On aurait pu croire qu’après Shoah, son chef d’œuvre sorti en 1985 qu’il avait mis 12 ans à réaliser, le cinéaste et écrivain Claude Lanzmann ne pourrait plus nous surprendre, ni renouer avec une telle intensité dramatique. Et pourtant. Bien après que les lumières se soient rallumées dans la salle du Quartier latin à Paris où était présenté à la presse Les quatre sœurs, son nouveau film, les spectateurs restaient immobiles dans leurs fauteuils, comme terrassés par ce qu’ils venaient de voir.

Quand l’art devient mission
Les quatre femmes au centre de la dernière œuvre du réalisateur sont pratiquement les seules survivantes de leurs familles. « A chaque fois que je revois le film, je pleure », m’a affirmé Claude Lanzmann. « Je le connais par cœur, et pourtant je ne peux m’empêcher de pleurer. »
Les quatre sœurs est en réalité constitué de quatre longs-métrages distincts. L’un dure une heure et demie et les trois autres environ une heure chacun, ce qui est court selon les standards du réalisateur : Shoah, rappelons-le, s’étend sur neuf heures. Peut-être est-ce justement leur concentration qui confère à ces films leur intensité rare et tragique.
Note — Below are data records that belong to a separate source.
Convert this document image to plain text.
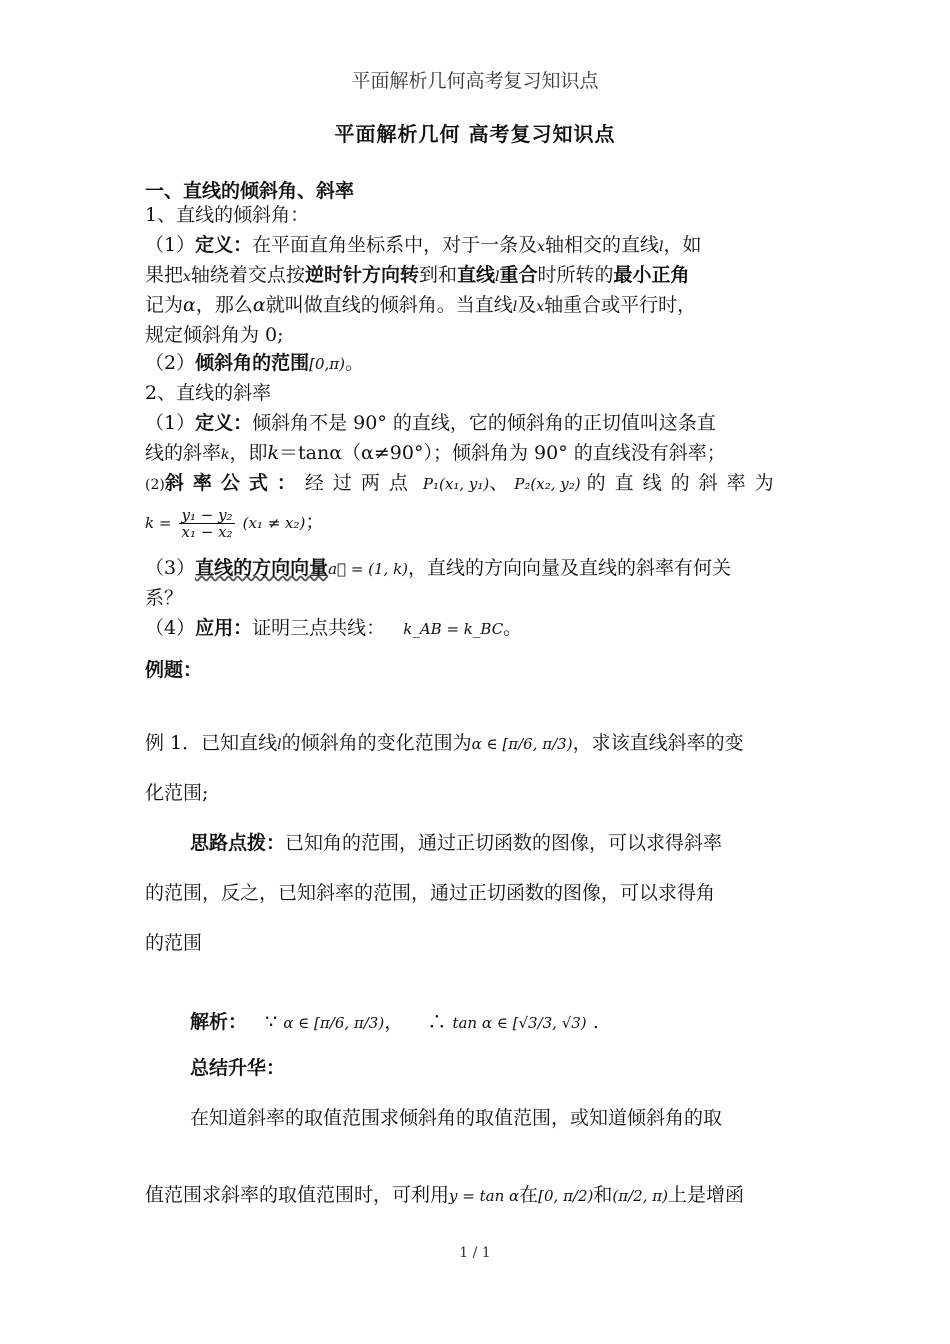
平面解析几何高考复习知识点
平面解析几何 高考复习知识点
一、直线的倾斜角、斜率
1、直线的倾斜角：
（1）定义：在平面直角坐标系中，对于一条及x轴相交的直线l，如
果把x轴绕着交点按逆时针方向转到和直线l重合时所转的最小正角
记为α，那么α就叫做直线的倾斜角。当直线l及x轴重合或平行时，
规定倾斜角为 0;
（2）倾斜角的范围[0,π)。
2、直线的斜率
（1）定义：倾斜角不是 90° 的直线，它的倾斜角的正切值叫这条直
线的斜率k，即k＝tanα（α≠90°）；倾斜角为 90° 的直线没有斜率；
(2)斜率公式：经过两点 P₁(x₁, y₁)、 P₂(x₂, y₂) 的直线的斜率为
$k = \frac{\text{y₁ − y₂}}{\text{x₁ − x₂}} (x_1 \ne x_2)$；
（3）直线的方向向量a⃗ = (1, k)，直线的方向向量及直线的斜率有何关
系？
（4）应用：证明三点共线： k_AB = k_BC。
例题：
例 1．已知直线l的倾斜角的变化范围为α ∈ [π/6, π/3)，求该直线斜率的变
化范围;
思路点拨：已知角的范围，通过正切函数的图像，可以求得斜率
的范围，反之，已知斜率的范围，通过正切函数的图像，可以求得角
的范围
解析： ∵ α ∈ [π/6, π/3)， ∴ tan α ∈ [√3/3, √3) .
总结升华：
在知道斜率的取值范围求倾斜角的取值范围，或知道倾斜角的取
值范围求斜率的取值范围时，可利用y = tan α在[0, π/2)和(π/2, π)上是增函
1 / 1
Chaque volet est centré sur l’interview menée par Claude Lanzmann, il y a 35 ans, de ces quatre rescapées de la Shoah, qui sans avoir de liens familiaux, présentent des récits tout aussi effroyables. De courts extraits de deux de ces entretiens apparaissaient déjà dans Shoah. Depuis plusieurs années, le cinéaste produit ainsi de nouveaux films en utilisant du matériel initialement destiné à ce long-métrage emblématique. L’avant-dernière de ses réalisations sortie en 2013, Le dernier des injustes, évoquait le rabbin autrichien Benjamin Murmelstein, le seul dirigeant d’un Judenrat (Conseils juif nommé par les nazis) à avoir survécu à la guerre.
«Les quatre sœurs n’est pas du tout marginal par rapport à Shoah, il en est le cœur. C’est ainsi que je le vois. Il ne s’agit pas d’un « à-côté », explique Claude Lanzmann, installé dans son bureau encombré de livres, situé dans son appartement parisien proche du quartier Montparnasse. Si le cinéaste conserve sa carrure et sa voix grave et assurée, il se dit fatigué après une pneumonie qui l’a contraint à rester au lit pendant trois semaines.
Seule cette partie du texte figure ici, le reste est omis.